Economic momentum is fading. Last Friday's release of the Canadian retail sales report showed a rare back-to-back decline in the volume of sales for the months of July (-0.1% m/m) and August (-0.7% m/m). While it is premature to strongly affirm that this sudden decline is entirely due to the 25 basis points BoC policy rate hike of mid-July, this new soft spot raises some concerns. After all, consumers haven't coped with a rising debt-servicing ratio for a very long time (see chart). Given the elevated household debt burden, an increasing debt servicing could be enough to weigh down on discretionary spending.
In addition, we have not observed sufficient progress in CPI and wage inflation lately to justify an imminent BoC rate hike. Furthermore, OSFI’s new B20 guidelines are expected to restrain the purchasing power of prime mortgage borrowers next year. Altogether, market participants are expecting a more dovish BoC statement on Wednesday. We see the overnight rate target ending 2017 at 1.00%.
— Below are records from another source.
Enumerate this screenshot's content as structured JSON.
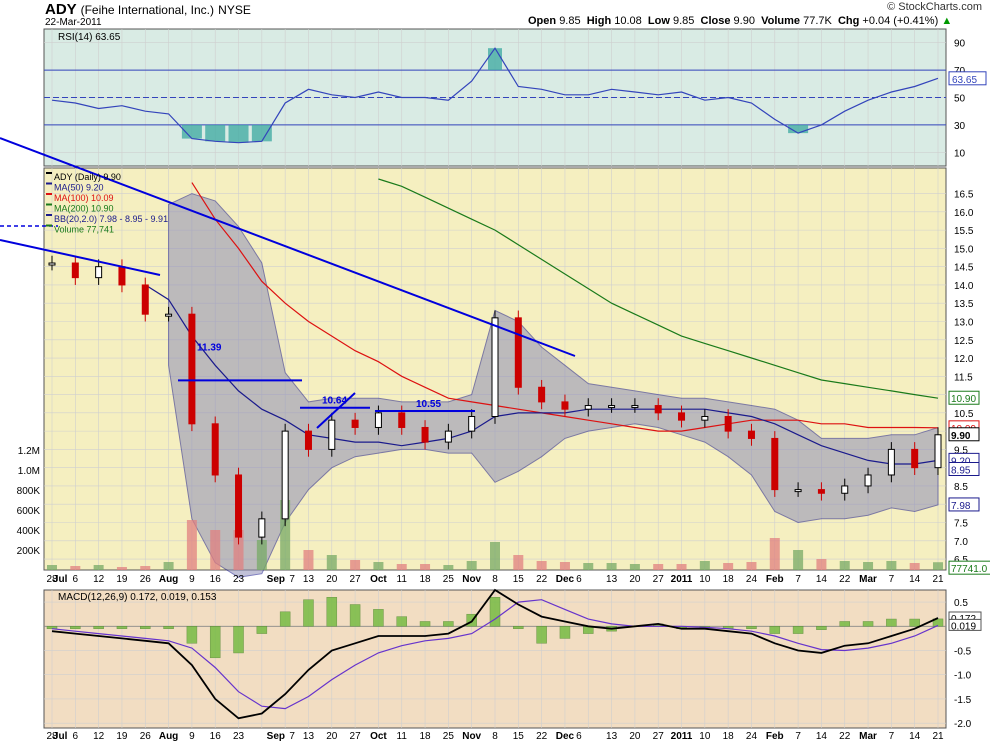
{
  "header": {
    "ticker": "ADY",
    "company": "(Feihe International, Inc.)",
    "exchange": "NYSE",
    "date": "22-Mar-2011",
    "open_label": "Open",
    "open": "9.85",
    "high_label": "High",
    "high": "10.08",
    "low_label": "Low",
    "low": "9.85",
    "close_label": "Close",
    "close": "9.90",
    "volume_label": "Volume",
    "volume": "77.7K",
    "chg_label": "Chg",
    "chg": "+0.04 (+0.41%)",
    "logo": "© StockCharts.com"
  },
  "colors": {
    "price_bg": "#f5efc0",
    "rsi_bg": "#d9ebe4",
    "macd_bg": "#f2ddc2",
    "up": "#000000",
    "down": "#cc0000",
    "ma50": "#1a1a8c",
    "ma100": "#dd1111",
    "ma200": "#1a7a1a",
    "bb_fill": "#8f8fb8",
    "trendline": "#0000dd",
    "rsi_line": "#3344bb",
    "macd_line": "#000000",
    "signal_line": "#6633cc",
    "hist": "#77bb44"
  },
  "chart_data": [
    {
      "type": "line",
      "panel": "rsi",
      "title": "RSI(14) 63.65",
      "ylim": [
        0,
        100
      ],
      "ticks": [
        "90",
        "70",
        "50",
        "30",
        "10"
      ],
      "tick_values": [
        90,
        70,
        50,
        30,
        10
      ],
      "last_label": "63.65",
      "x": [
        "Jun 28",
        "Jul 6",
        "Jul 12",
        "Jul 19",
        "Jul 26",
        "Aug 2",
        "Aug 9",
        "Aug 16",
        "Aug 23",
        "Sep 1",
        "Sep 7",
        "Sep 13",
        "Sep 20",
        "Sep 27",
        "Oct 1",
        "Oct 11",
        "Oct 18",
        "Oct 25",
        "Nov 1",
        "Nov 8",
        "Nov 15",
        "Nov 22",
        "Dec 1",
        "Dec 6",
        "Dec 13",
        "Dec 20",
        "Dec 27",
        "Jan 3",
        "Jan 10",
        "Jan 18",
        "Jan 24",
        "Feb 1",
        "Feb 7",
        "Feb 14",
        "Feb 22",
        "Mar 1",
        "Mar 7",
        "Mar 14",
        "Mar 21"
      ],
      "values": [
        48,
        46,
        42,
        44,
        40,
        38,
        20,
        18,
        17,
        18,
        46,
        56,
        52,
        50,
        54,
        50,
        50,
        48,
        62,
        86,
        58,
        56,
        52,
        52,
        56,
        54,
        52,
        54,
        48,
        50,
        46,
        34,
        24,
        30,
        40,
        48,
        54,
        58,
        64
      ]
    },
    {
      "type": "candlestick",
      "panel": "price",
      "title": "ADY (Daily) 9.90",
      "legend": [
        "MA(50) 9.20",
        "MA(100) 10.09",
        "MA(200) 10.90",
        "BB(20,2.0) 7.98 - 8.95 - 9.91",
        "Volume 77,741"
      ],
      "ylim": [
        6.2,
        17.2
      ],
      "ticks": [
        "16.5",
        "16.0",
        "15.5",
        "15.0",
        "14.5",
        "14.0",
        "13.5",
        "13.0",
        "12.5",
        "12.0",
        "11.5",
        "11.0",
        "10.5",
        "10.0",
        "9.5",
        "9.0",
        "8.5",
        "8.0",
        "7.5",
        "7.0",
        "6.5"
      ],
      "tick_values": [
        16.5,
        16.0,
        15.5,
        15.0,
        14.5,
        14.0,
        13.5,
        13.0,
        12.5,
        12.0,
        11.5,
        11.0,
        10.5,
        10.0,
        9.5,
        9.0,
        8.5,
        8.0,
        7.5,
        7.0,
        6.5
      ],
      "vol_ticks": [
        "1.2M",
        "1.0M",
        "800K",
        "600K",
        "400K",
        "200K"
      ],
      "vol_tick_values": [
        1200000,
        1000000,
        800000,
        600000,
        400000,
        200000
      ],
      "right_labels": [
        {
          "text": "10.90",
          "value": 10.9,
          "color": "#1a7a1a"
        },
        {
          "text": "10.09",
          "value": 10.09,
          "color": "#dd1111"
        },
        {
          "text": "9.90",
          "value": 9.9,
          "color": "#000000"
        },
        {
          "text": "9.20",
          "value": 9.2,
          "color": "#1a1a8c"
        },
        {
          "text": "8.95",
          "value": 8.95,
          "color": "#1a1a8c"
        },
        {
          "text": "7.98",
          "value": 7.98,
          "color": "#1a1a8c"
        },
        {
          "text": "77741.0",
          "value": 6.25,
          "color": "#1a7a1a"
        }
      ],
      "annotations": [
        {
          "text": "11.39",
          "value": 11.39
        },
        {
          "text": "10.64",
          "value": 10.64
        },
        {
          "text": "10.55",
          "value": 10.55
        }
      ],
      "x": [
        "Jun 28",
        "Jul 6",
        "Jul 12",
        "Jul 19",
        "Jul 26",
        "Aug 2",
        "Aug 9",
        "Aug 16",
        "Aug 23",
        "Sep 1",
        "Sep 7",
        "Sep 13",
        "Sep 20",
        "Sep 27",
        "Oct 1",
        "Oct 11",
        "Oct 18",
        "Oct 25",
        "Nov 1",
        "Nov 8",
        "Nov 15",
        "Nov 22",
        "Dec 1",
        "Dec 6",
        "Dec 13",
        "Dec 20",
        "Dec 27",
        "Jan 3",
        "Jan 10",
        "Jan 18",
        "Jan 24",
        "Feb 1",
        "Feb 7",
        "Feb 14",
        "Feb 22",
        "Mar 1",
        "Mar 7",
        "Mar 14",
        "Mar 21"
      ],
      "close": [
        14.6,
        14.2,
        14.5,
        14.0,
        13.2,
        13.2,
        10.2,
        8.8,
        7.1,
        7.6,
        10.0,
        9.5,
        10.3,
        10.1,
        10.5,
        10.1,
        9.7,
        10.0,
        10.4,
        13.1,
        11.2,
        10.8,
        10.6,
        10.7,
        10.7,
        10.7,
        10.5,
        10.3,
        10.4,
        10.0,
        9.8,
        8.4,
        8.4,
        8.3,
        8.5,
        8.8,
        9.5,
        9.0,
        9.9
      ],
      "ma50": [
        null,
        null,
        null,
        null,
        14.0,
        13.6,
        12.6,
        11.8,
        11.1,
        10.6,
        10.3,
        9.9,
        9.8,
        9.7,
        9.7,
        9.6,
        9.7,
        9.8,
        10.0,
        10.4,
        10.5,
        10.5,
        10.5,
        10.6,
        10.6,
        10.6,
        10.6,
        10.6,
        10.6,
        10.5,
        10.4,
        10.2,
        9.9,
        9.6,
        9.4,
        9.2,
        9.1,
        9.1,
        9.2
      ],
      "ma100": [
        null,
        null,
        null,
        null,
        null,
        null,
        16.8,
        15.8,
        15.0,
        14.1,
        13.5,
        13.0,
        12.6,
        12.2,
        11.9,
        11.5,
        11.2,
        10.9,
        10.8,
        10.7,
        10.6,
        10.5,
        10.4,
        10.3,
        10.2,
        10.1,
        10.0,
        10.0,
        10.1,
        10.2,
        10.3,
        10.3,
        10.3,
        10.2,
        10.2,
        10.1,
        10.1,
        10.1,
        10.09
      ],
      "ma200": [
        null,
        null,
        null,
        null,
        null,
        null,
        null,
        null,
        null,
        null,
        null,
        null,
        null,
        null,
        16.9,
        16.7,
        16.4,
        16.1,
        15.8,
        15.5,
        15.1,
        14.7,
        14.3,
        13.9,
        13.5,
        13.2,
        12.9,
        12.6,
        12.4,
        12.2,
        12.0,
        11.8,
        11.6,
        11.4,
        11.3,
        11.2,
        11.1,
        11.0,
        10.9
      ],
      "bb_upper": [
        null,
        null,
        null,
        null,
        null,
        16.2,
        16.5,
        16.3,
        15.6,
        14.6,
        11.6,
        10.8,
        10.9,
        10.9,
        10.9,
        10.8,
        10.8,
        10.8,
        11.0,
        13.3,
        13.0,
        12.3,
        11.8,
        11.3,
        11.2,
        11.1,
        11.0,
        10.9,
        10.9,
        10.8,
        10.7,
        10.6,
        10.3,
        9.8,
        9.8,
        9.8,
        9.9,
        9.9,
        10.1
      ],
      "bb_lower": [
        null,
        null,
        null,
        null,
        null,
        11.8,
        7.6,
        6.4,
        6.0,
        6.1,
        7.5,
        8.4,
        9.0,
        9.3,
        9.4,
        9.5,
        9.5,
        9.4,
        9.4,
        8.6,
        8.9,
        9.3,
        9.8,
        10.0,
        10.1,
        10.2,
        10.1,
        9.9,
        9.7,
        9.3,
        8.8,
        7.8,
        7.5,
        7.6,
        7.6,
        7.7,
        7.9,
        7.8,
        7.98
      ],
      "volume": [
        50000,
        40000,
        50000,
        30000,
        40000,
        80000,
        500000,
        400000,
        400000,
        300000,
        700000,
        200000,
        150000,
        100000,
        80000,
        60000,
        60000,
        50000,
        90000,
        280000,
        150000,
        90000,
        80000,
        70000,
        70000,
        60000,
        60000,
        60000,
        90000,
        70000,
        80000,
        320000,
        200000,
        110000,
        90000,
        80000,
        90000,
        70000,
        77741
      ]
    },
    {
      "type": "line",
      "panel": "macd",
      "title": "MACD(12,26,9) 0.172, 0.019, 0.153",
      "ylim": [
        -2.1,
        0.75
      ],
      "ticks": [
        "0.5",
        "-0.5",
        "-1.0",
        "-1.5",
        "-2.0"
      ],
      "tick_values": [
        0.5,
        -0.5,
        -1.0,
        -1.5,
        -2.0
      ],
      "right_labels": [
        {
          "text": "0.172",
          "value": 0.172
        },
        {
          "text": "0.019",
          "value": 0.019
        }
      ],
      "x": [
        "Jun 28",
        "Jul 6",
        "Jul 12",
        "Jul 19",
        "Jul 26",
        "Aug 2",
        "Aug 9",
        "Aug 16",
        "Aug 23",
        "Sep 1",
        "Sep 7",
        "Sep 13",
        "Sep 20",
        "Sep 27",
        "Oct 1",
        "Oct 11",
        "Oct 18",
        "Oct 25",
        "Nov 1",
        "Nov 8",
        "Nov 15",
        "Nov 22",
        "Dec 1",
        "Dec 6",
        "Dec 13",
        "Dec 20",
        "Dec 27",
        "Jan 3",
        "Jan 10",
        "Jan 18",
        "Jan 24",
        "Feb 1",
        "Feb 7",
        "Feb 14",
        "Feb 22",
        "Mar 1",
        "Mar 7",
        "Mar 14",
        "Mar 21"
      ],
      "series": [
        {
          "values": [
            -0.1,
            -0.15,
            -0.2,
            -0.25,
            -0.3,
            -0.35,
            -0.8,
            -1.5,
            -1.9,
            -1.8,
            -1.4,
            -0.9,
            -0.5,
            -0.35,
            -0.2,
            -0.2,
            -0.2,
            -0.15,
            0.1,
            0.75,
            0.45,
            0.2,
            0.1,
            0.0,
            -0.05,
            0.0,
            0.05,
            -0.05,
            -0.05,
            -0.1,
            -0.15,
            -0.35,
            -0.5,
            -0.55,
            -0.4,
            -0.35,
            -0.2,
            -0.05,
            0.172
          ]
        },
        {
          "values": [
            -0.05,
            -0.1,
            -0.15,
            -0.2,
            -0.25,
            -0.3,
            -0.45,
            -0.85,
            -1.35,
            -1.65,
            -1.7,
            -1.45,
            -1.1,
            -0.8,
            -0.55,
            -0.4,
            -0.3,
            -0.25,
            -0.15,
            0.15,
            0.5,
            0.55,
            0.35,
            0.15,
            0.05,
            0.0,
            0.0,
            0.0,
            -0.02,
            -0.05,
            -0.1,
            -0.2,
            -0.35,
            -0.48,
            -0.5,
            -0.45,
            -0.35,
            -0.2,
            0.019
          ]
        },
        {
          "values": [
            -0.05,
            -0.05,
            -0.05,
            -0.05,
            -0.05,
            -0.05,
            -0.35,
            -0.65,
            -0.55,
            -0.15,
            0.3,
            0.55,
            0.6,
            0.45,
            0.35,
            0.2,
            0.1,
            0.1,
            0.25,
            0.6,
            -0.05,
            -0.35,
            -0.25,
            -0.15,
            -0.1,
            0.0,
            0.05,
            -0.05,
            -0.03,
            -0.05,
            -0.05,
            -0.15,
            -0.15,
            -0.07,
            0.1,
            0.1,
            0.15,
            0.15,
            0.153
          ]
        }
      ]
    }
  ],
  "x_axis": {
    "labels": [
      {
        "text": "28",
        "i": 0
      },
      {
        "text": "Jul",
        "i": 0.35,
        "bold": true
      },
      {
        "text": "6",
        "i": 1
      },
      {
        "text": "12",
        "i": 2
      },
      {
        "text": "19",
        "i": 3
      },
      {
        "text": "26",
        "i": 4
      },
      {
        "text": "Aug",
        "i": 5,
        "bold": true
      },
      {
        "text": "9",
        "i": 6
      },
      {
        "text": "16",
        "i": 7
      },
      {
        "text": "23",
        "i": 8
      },
      {
        "text": "Sep",
        "i": 9.6,
        "bold": true
      },
      {
        "text": "7",
        "i": 10.3
      },
      {
        "text": "13",
        "i": 11
      },
      {
        "text": "20",
        "i": 12
      },
      {
        "text": "27",
        "i": 13
      },
      {
        "text": "Oct",
        "i": 14,
        "bold": true
      },
      {
        "text": "11",
        "i": 15
      },
      {
        "text": "18",
        "i": 16
      },
      {
        "text": "25",
        "i": 17
      },
      {
        "text": "Nov",
        "i": 18,
        "bold": true
      },
      {
        "text": "8",
        "i": 19
      },
      {
        "text": "15",
        "i": 20
      },
      {
        "text": "22",
        "i": 21
      },
      {
        "text": "Dec",
        "i": 22,
        "bold": true
      },
      {
        "text": "6",
        "i": 22.6
      },
      {
        "text": "13",
        "i": 24
      },
      {
        "text": "20",
        "i": 25
      },
      {
        "text": "27",
        "i": 26
      },
      {
        "text": "2011",
        "i": 27,
        "bold": true
      },
      {
        "text": "10",
        "i": 28
      },
      {
        "text": "18",
        "i": 29
      },
      {
        "text": "24",
        "i": 30
      },
      {
        "text": "Feb",
        "i": 31,
        "bold": true
      },
      {
        "text": "7",
        "i": 32
      },
      {
        "text": "14",
        "i": 33
      },
      {
        "text": "22",
        "i": 34
      },
      {
        "text": "Mar",
        "i": 35,
        "bold": true
      },
      {
        "text": "7",
        "i": 36
      },
      {
        "text": "14",
        "i": 37
      },
      {
        "text": "21",
        "i": 38
      }
    ]
  }
}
This being said, one new tailwind for the Canadian growth and inflation outlook could come from today's federal fiscal update. The federal government is poised to spend some of the unexpected surge in fiscal revenues towards additional growth-friendly policies for the middle class, notably a possible enhancement of the Child Care Benefit program. Thus, even though the deficit for FY 2017-18 will turn out to be much smaller than the $28.5B March budget estimate (1.3% of NGDP), market participants do not anticipate the federal government to eliminate the deficit faster over the medium-term.